David López Natal. León
La cultura
La cultura es la única herencia que crece a medida que es transmitida. Hoy, instituciones políticas y gran parte de la sociedad consideran que la cultura tradicional está obsoleta. Queremos ser hombres nuevos, progresistas, dejando la historia en su pasado. Hay una creciente inclinación a extender los poderes políticos sobre el ciudadano, no sólo por la opinión sino también por la legislación. Hemos decretado que la lengua es separatista; la literatura, sexista; la historia, modificable; la filosofía y el aprender de memoria; inútiles. El hombre progresista es contradictorio, ha revocado toda herencia cultural y se inquieta al ver surgir la violencia. Esta crisis de la cultura, de la familia y de los principios de autoridad no es un fracaso colectivo, es el resultado de un trabajo perfectamente meditado y planificado. ¿Qué quedará del hombre si la cultura es eliminada? ¿Sólo la barbarie? ¿Es eso lo que buscamos? ¿Por qué? Y ¿para qué? Revocar nuestra herencia cultural en función de consideraciones a la moda es destruir el único vínculo que nos conduce a la libertad personal y colectiva.

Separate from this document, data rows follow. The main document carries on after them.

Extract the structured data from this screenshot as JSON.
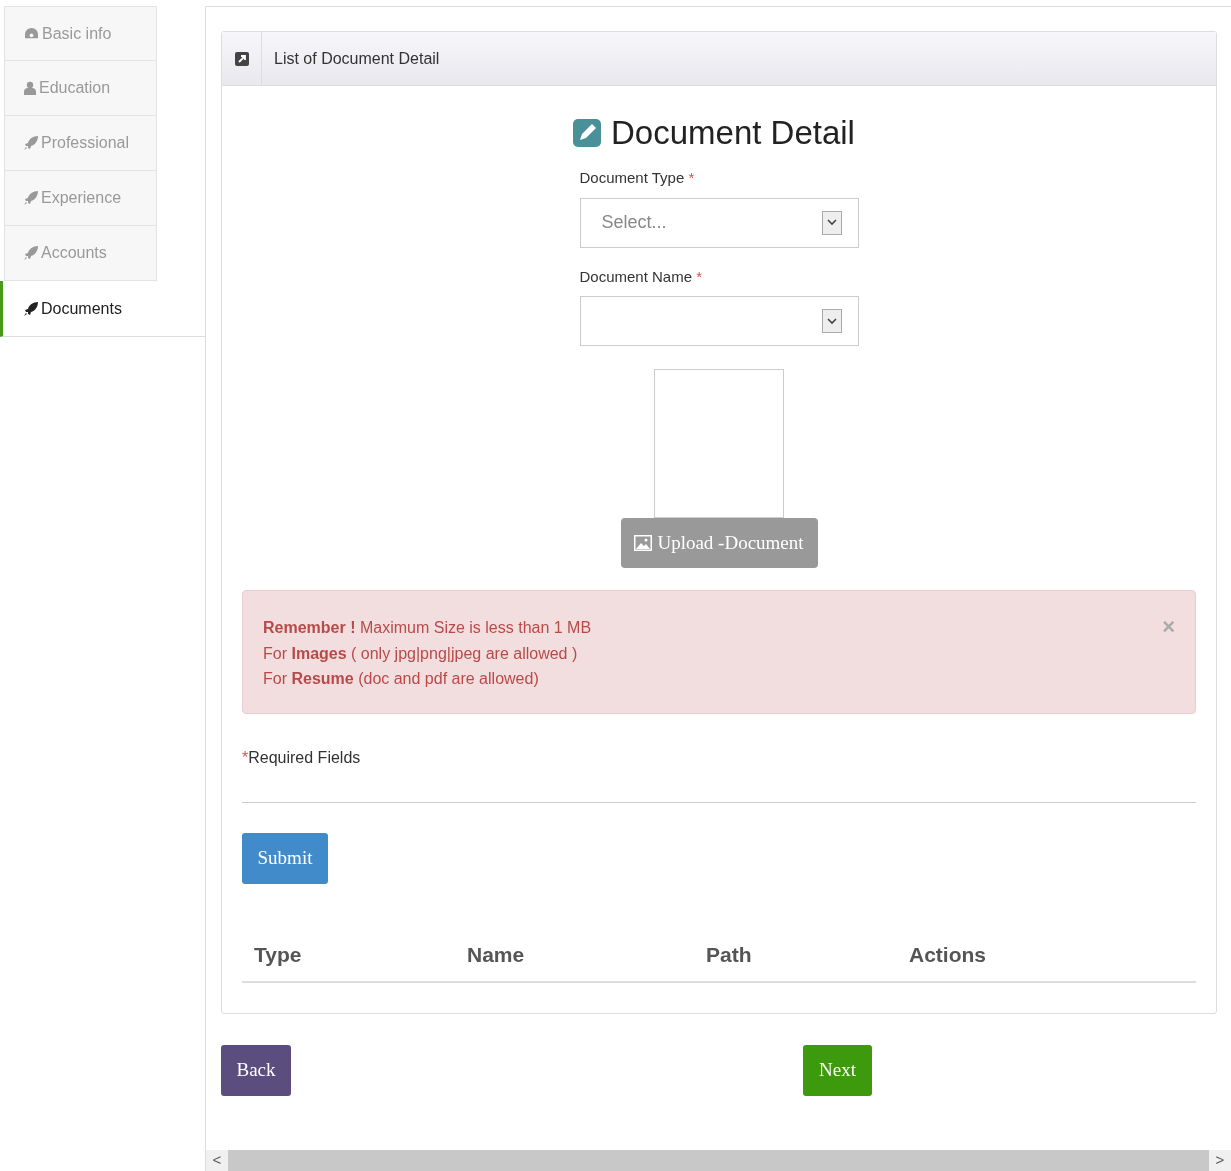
{
  "sidebar": {
    "items": [
      {
        "label": "Basic info",
        "kind": "dashboard",
        "selected": false
      },
      {
        "label": "Education",
        "kind": "user",
        "selected": false
      },
      {
        "label": "Professional",
        "kind": "rocket",
        "selected": false
      },
      {
        "label": "Experience",
        "kind": "rocket",
        "selected": false
      },
      {
        "label": "Accounts",
        "kind": "rocket",
        "selected": false
      },
      {
        "label": "Documents",
        "kind": "rocket",
        "selected": true
      }
    ]
  },
  "panel": {
    "title": "List of Document Detail",
    "heading": "Document Detail",
    "fields": [
      {
        "label": "Document Type",
        "required_mark": "*",
        "placeholder": "Select..."
      },
      {
        "label": "Document Name",
        "required_mark": "*"
      }
    ],
    "upload_button": "Upload -Document",
    "alert": {
      "lines": [
        "**Remember !** Maximum Size is less than 1 MB",
        "For **Images** ( only jpg|png|jpeg are allowed )",
        "For **Resume** (doc and pdf are allowed)"
      ],
      "close": "×"
    },
    "required_note": {
      "mark": "*",
      "text": "Required Fields"
    },
    "submit_button": "Submit",
    "table": {
      "columns": [
        "Type",
        "Name",
        "Path",
        "Actions"
      ]
    }
  },
  "back_button": "Back",
  "next_button": "Next",
  "scrollbar": {
    "left": "<",
    "right": ">"
  }
}
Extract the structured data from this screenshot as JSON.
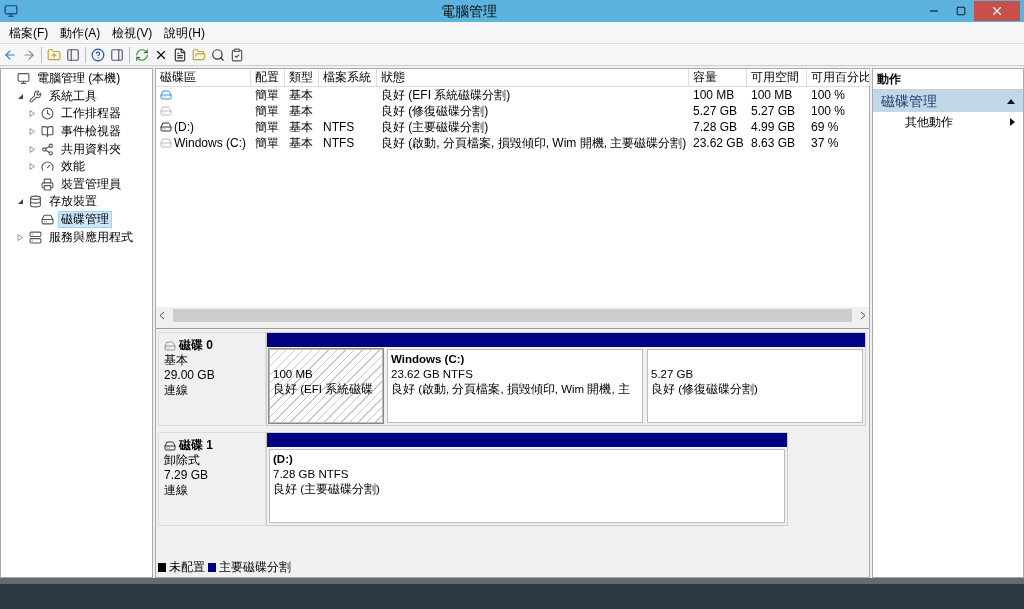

Adelaida Pérez Rodríguez. León
El relato perdido
Treinta años ya de los Juegos Olímpicos de Barcelona, de la Expo de Sevilla o de la Capitalidad Cultural Europea de Madrid. Imposible que nuestra mirada no se empañe con un velo de nostalgia. Sin embargo, las efemérides tienen una utilidad más allá de revivir recuerdos. También nos deberían servir para recuperar el contexto y extraer algunas enseñanzas. En 1992 éramos menos prósperos, diversos, globales y tolerantes. Pero, sin embargo, disfrutábamos de algo fundamental que hemos perdido: teníamos un relato. El ser humano es narrativo por naturaleza. Tiene que dar un sentido a su existencia. Saber, en definitiva, quiénes somos y hacia dónde vamos. Hace treinta años se sabía muy bien de dónde se venía y se tenía también un proyecto común compartido, el de ser un país moderno, es decir, equiparable a los de nuestro entorno. Ahora, en cambio, seríamos incapaces de encontrar un relato común, que nos oriente, que encauce nuestras muchas energías y capacidades. Hemos perdido el norte. De 1992 solo querría recuperar una cosa, el relato. Lo necesitamos tanto.
Àlex Ruiz. Sant Celoni (Barcelona)
Por qué la he premiado... Por mostrarnos que treinta años son mucho cuando uno se pierde en el camino.